I think that a good choice is:
#define IEEE80211_DEFAULT_AIRTIME_WEIGHT 256
/* The per TXQ device queue limit in airtime */
#define IEEE80211_DEFAULT_AQL_TXQ_LIMIT_L 1500
#define IEEE80211_DEFAULT_AQL_TXQ_LIMIT_H 5000
#define IEEE80211_DEFAULT_AQL_TXQ_LIMIT_BC 50000
/* The per interface airtime threshold to switch to lower queue limit */
#define IEEE80211_AQL_THRESHOLD 8000
edit... after some test I confirm that these settings are good
These are my 100 ping result
Statistiche Ping per 192.168.181.1:
Pacchetti: Trasmessi = 100, Ricevuti = 100,
Persi = 0 (0% persi),
Tempo approssimativo percorsi andata/ritorno in millisecondi:
Minimo = 0ms, Massimo = 516ms, Medio = 22ms
these one of the iperf3
Connecting to host 192.168.181.1, port 5201
[ 5] local 192.168.181.230 port 51782 connected to 192.168.181.1 port 5201
[ ID] Interval Transfer Bitrate
[ 5] 0.00-1.00 sec 59.9 MBytes 501 Mbits/sec
[ 5] 1.00-2.01 sec 61.1 MBytes 509 Mbits/sec
[ 5] 2.01-3.01 sec 58.4 MBytes 491 Mbits/sec
[ 5] 3.01-4.00 sec 59.1 MBytes 497 Mbits/sec
[ 5] 4.00-5.00 sec 54.8 MBytes 461 Mbits/sec
[ 5] 5.00-6.00 sec 59.4 MBytes 499 Mbits/sec
[ 5] 6.00-7.00 sec 59.4 MBytes 498 Mbits/sec
[ 5] 7.00-8.02 sec 60.8 MBytes 502 Mbits/sec
[ 5] 8.02-9.01 sec 64.1 MBytes 540 Mbits/sec
[ 5] 9.01-10.01 sec 65.4 MBytes 550 Mbits/sec
- - - - - - - - - - - - - - - - - - - - - - - - -
[ ID] Interval Transfer Bitrate
[ 5] 0.00-10.01 sec 602 MBytes 505 Mbits/sec sender
[ 5] 0.00-10.03 sec 602 MBytes 503 Mbits/sec receiver
3 Likes
Those settings look okay for now.
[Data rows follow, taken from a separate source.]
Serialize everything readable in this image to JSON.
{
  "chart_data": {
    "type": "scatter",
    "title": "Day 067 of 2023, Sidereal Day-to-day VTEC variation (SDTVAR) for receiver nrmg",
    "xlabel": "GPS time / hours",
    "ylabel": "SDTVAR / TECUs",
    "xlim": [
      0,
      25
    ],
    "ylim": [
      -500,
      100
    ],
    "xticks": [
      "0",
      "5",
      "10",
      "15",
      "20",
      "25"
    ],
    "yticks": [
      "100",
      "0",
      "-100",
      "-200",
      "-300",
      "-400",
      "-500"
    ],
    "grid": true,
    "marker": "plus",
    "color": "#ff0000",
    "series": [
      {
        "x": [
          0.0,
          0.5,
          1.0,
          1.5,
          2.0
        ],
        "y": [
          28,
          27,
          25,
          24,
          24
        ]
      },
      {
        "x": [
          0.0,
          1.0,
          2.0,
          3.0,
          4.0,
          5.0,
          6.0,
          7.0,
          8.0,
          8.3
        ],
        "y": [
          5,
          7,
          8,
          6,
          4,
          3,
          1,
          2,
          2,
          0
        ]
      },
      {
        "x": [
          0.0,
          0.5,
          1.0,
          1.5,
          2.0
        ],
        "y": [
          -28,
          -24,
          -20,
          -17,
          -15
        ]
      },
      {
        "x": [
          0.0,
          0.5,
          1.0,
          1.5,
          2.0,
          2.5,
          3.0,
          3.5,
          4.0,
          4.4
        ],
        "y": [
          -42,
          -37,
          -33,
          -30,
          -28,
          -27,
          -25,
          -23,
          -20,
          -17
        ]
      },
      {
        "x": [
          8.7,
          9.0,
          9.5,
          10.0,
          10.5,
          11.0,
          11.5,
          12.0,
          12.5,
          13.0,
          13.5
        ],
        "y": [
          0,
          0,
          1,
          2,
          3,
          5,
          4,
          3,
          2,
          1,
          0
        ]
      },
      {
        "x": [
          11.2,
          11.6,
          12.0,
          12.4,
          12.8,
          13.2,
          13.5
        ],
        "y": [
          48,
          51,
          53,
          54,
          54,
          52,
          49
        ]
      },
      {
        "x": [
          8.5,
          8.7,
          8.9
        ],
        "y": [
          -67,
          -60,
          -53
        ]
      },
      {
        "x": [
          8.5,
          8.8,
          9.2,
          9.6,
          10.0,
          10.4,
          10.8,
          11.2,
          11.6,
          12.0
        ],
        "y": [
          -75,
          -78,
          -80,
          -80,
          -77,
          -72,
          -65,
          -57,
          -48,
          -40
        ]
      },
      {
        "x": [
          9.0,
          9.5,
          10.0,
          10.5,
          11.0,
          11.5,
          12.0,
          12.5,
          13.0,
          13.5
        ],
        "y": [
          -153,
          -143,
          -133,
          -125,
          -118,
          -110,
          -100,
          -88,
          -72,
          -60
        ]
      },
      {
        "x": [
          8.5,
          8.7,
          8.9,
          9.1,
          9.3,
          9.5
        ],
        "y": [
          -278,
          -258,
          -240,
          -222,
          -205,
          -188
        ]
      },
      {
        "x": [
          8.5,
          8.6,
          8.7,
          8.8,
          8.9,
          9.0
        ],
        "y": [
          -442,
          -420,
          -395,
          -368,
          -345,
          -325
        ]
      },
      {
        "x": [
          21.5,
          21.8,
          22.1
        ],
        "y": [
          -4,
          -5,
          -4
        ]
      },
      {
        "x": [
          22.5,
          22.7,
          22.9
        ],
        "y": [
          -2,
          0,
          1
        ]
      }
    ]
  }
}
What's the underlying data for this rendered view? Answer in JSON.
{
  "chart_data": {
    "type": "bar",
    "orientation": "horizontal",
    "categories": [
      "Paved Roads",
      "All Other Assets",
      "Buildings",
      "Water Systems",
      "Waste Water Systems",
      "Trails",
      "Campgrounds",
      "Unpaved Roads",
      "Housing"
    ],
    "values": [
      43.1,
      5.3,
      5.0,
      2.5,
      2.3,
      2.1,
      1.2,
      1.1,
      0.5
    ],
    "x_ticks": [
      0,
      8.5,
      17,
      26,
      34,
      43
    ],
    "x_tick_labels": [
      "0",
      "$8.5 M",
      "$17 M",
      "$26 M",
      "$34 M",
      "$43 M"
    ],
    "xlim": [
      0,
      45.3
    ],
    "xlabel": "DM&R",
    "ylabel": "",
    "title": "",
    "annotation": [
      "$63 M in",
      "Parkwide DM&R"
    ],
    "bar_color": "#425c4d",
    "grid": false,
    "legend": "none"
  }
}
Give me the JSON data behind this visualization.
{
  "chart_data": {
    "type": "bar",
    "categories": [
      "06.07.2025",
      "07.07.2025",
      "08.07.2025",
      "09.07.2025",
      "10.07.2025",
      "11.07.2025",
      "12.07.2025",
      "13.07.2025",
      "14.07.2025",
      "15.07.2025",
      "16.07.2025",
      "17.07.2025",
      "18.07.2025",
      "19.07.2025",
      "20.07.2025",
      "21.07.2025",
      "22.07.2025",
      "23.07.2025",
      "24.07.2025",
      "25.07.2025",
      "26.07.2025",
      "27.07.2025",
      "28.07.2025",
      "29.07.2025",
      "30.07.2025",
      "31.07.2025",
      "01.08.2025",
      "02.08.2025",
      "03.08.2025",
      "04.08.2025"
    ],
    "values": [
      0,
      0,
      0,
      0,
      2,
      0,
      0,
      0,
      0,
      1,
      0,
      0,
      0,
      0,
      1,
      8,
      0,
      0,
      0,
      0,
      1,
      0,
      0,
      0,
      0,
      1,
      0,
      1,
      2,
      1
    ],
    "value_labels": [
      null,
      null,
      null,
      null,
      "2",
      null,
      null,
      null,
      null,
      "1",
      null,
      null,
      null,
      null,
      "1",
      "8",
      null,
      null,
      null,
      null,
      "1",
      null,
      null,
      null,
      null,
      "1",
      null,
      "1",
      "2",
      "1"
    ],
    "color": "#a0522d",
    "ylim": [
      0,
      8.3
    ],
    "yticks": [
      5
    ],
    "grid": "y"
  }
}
Definitely an improvement over the previous defaults.
I typically set the AQL low and high limit to be equal which effectively bypasses the AQL threshold altogether, thus forcing all STAs to the AQL high limit even if there are not 2+ STAs competing for airtime. (Ref: How OpenWrt Vanquishes Bufferbloat - #20 by tohojo)
With the settings as you’ve defined, an STA will be operating with a 3x higher AQL limit at least some of the time as compared to what I’ve shown in my testing where 1500 seems to be a pretty ideal target all the time.
This is a good start though and should allow for a wider test base as you get this into your updated build! Once more users can test these settings “in the field”, we can see what knobs to twist next
2 Likes
Totally overcrowded 2.4 where you barely get 1/10 of nominal BW
rtt min/avg/max/mdev = 1.622/7.813/160.973/22.193 ms
your shown numbers are on the extreme end of misbehaving multi-pdu aggregation.